Bottom-Up Government

Unlike the Bolshevik Revolution, which had the immense resources of the Tsarist empire at its disposal, most of the small, regional units that emerge following the collapse of global capitalism will be forced to rebuild themselves from the ground-up. They all have the potential to be built according to democratic and egalitarian principles, though this is by no means guaranteed.

A study of early New England efforts to govern via "town hall" direct democracy reveals that self-governance is always more effective in small groups and communities. Early colonists found that once authority shifted from the town to state and eventually federal government, ordinary people lost the ability to have input into decision making. They could only elect representatives, without any ability to ensure the individuals they chose would actually represent their interests.

Reclaiming the Commons

"The Commons" is a historical concept present in all cultures that views certain property, material goods and intangibles (such as the air people breathe and the public airwaves used to transmit radio and TV) as belonging to the community as a whole to be managed in a way benefiting the public interest, rather than that of a particular individual group. The eighteenth century (British) Enclosure Act is considered the watershed event enabling individual and corporate interests to take precedence over the pubic good. Under the Enclosure Act, the landed gentry banned peasant farmers from raising crops or grazing on the "village commons," which now became "enclosed" as the gentry's private property. Subsequent enclosure laws enabled early capitalists to drive even more farmers off communal land to build factories.

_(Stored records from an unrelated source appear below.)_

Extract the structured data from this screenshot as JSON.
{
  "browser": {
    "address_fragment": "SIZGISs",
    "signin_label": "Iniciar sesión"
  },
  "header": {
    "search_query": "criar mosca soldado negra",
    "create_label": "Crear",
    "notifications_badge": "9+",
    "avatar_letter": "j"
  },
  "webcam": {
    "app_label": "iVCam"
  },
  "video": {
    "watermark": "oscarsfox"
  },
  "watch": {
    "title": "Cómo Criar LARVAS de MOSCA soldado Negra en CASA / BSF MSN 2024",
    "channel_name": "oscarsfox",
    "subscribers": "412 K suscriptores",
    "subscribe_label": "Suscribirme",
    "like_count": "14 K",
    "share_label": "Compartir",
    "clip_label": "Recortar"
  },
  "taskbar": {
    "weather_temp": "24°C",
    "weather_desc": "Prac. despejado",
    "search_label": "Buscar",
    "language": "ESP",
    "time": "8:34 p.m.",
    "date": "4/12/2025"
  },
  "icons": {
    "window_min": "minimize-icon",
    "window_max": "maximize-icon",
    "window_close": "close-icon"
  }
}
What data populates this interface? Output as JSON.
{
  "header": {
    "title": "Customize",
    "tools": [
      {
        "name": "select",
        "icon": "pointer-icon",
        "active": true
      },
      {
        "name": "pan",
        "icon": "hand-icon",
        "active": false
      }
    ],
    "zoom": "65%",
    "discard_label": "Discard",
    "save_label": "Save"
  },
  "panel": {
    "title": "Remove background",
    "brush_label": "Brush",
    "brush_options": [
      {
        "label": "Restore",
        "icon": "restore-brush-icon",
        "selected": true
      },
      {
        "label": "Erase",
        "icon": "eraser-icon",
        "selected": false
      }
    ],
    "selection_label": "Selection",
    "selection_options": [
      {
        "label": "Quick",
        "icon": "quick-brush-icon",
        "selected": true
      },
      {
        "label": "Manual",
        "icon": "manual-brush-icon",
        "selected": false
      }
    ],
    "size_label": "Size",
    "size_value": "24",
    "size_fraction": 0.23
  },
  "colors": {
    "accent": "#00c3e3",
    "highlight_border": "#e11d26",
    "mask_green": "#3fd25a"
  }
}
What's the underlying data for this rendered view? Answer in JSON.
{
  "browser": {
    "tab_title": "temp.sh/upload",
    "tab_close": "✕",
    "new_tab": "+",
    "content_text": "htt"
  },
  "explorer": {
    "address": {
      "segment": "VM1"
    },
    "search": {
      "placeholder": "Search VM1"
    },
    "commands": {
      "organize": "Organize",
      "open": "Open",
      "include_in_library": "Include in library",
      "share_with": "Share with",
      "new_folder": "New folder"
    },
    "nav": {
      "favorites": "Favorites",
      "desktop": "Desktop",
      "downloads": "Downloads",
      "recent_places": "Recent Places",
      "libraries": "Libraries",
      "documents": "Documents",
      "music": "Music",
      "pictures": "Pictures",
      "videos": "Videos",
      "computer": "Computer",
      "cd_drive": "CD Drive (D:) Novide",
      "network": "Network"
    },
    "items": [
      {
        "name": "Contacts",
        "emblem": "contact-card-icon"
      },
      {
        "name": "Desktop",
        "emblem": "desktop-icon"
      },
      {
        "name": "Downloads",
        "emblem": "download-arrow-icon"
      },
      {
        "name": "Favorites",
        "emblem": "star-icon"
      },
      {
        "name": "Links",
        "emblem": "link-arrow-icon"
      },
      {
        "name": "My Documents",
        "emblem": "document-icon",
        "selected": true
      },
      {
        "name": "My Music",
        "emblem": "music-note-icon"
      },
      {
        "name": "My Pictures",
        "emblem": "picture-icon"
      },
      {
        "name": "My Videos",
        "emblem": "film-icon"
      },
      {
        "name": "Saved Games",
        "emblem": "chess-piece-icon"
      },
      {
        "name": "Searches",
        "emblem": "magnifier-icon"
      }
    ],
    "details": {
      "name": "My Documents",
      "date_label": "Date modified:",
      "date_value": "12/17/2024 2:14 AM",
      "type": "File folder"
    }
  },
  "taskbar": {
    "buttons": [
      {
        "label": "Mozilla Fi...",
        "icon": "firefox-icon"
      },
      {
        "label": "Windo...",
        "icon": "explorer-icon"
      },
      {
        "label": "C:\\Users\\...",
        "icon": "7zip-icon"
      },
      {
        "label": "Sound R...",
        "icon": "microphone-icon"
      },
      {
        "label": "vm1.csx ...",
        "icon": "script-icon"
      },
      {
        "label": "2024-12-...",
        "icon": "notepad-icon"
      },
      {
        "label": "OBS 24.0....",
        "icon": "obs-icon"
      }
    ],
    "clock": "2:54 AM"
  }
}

Many communities around the world have already made a good start in reclaiming "the Commons" from the corporate elite. In some American towns and cities, this entails taking over functions state and local government have ceased to perform, owing to major budget difficulties. Examples include local citizens groups who have successfully fought corporate infringement on their communities (for example, protecting their water supply against bottled water companies seeking to drain their aquifers or giant agricultural conglomerates who threaten to pollute their ground water by building massive factory farms -- see http://www.landstewardshipproject.org/programs_factoryfarms.html and http://www.thealliancefordemocracy.org/water/). Other examples include citizen groups who have opted out of the corporate banking and food production system by taking responsibility for these services themselves -- by creating community and state banks, local currencies and bartering systems, as well as community gardens and orchards, farmers markets and community supported agriculture schemes.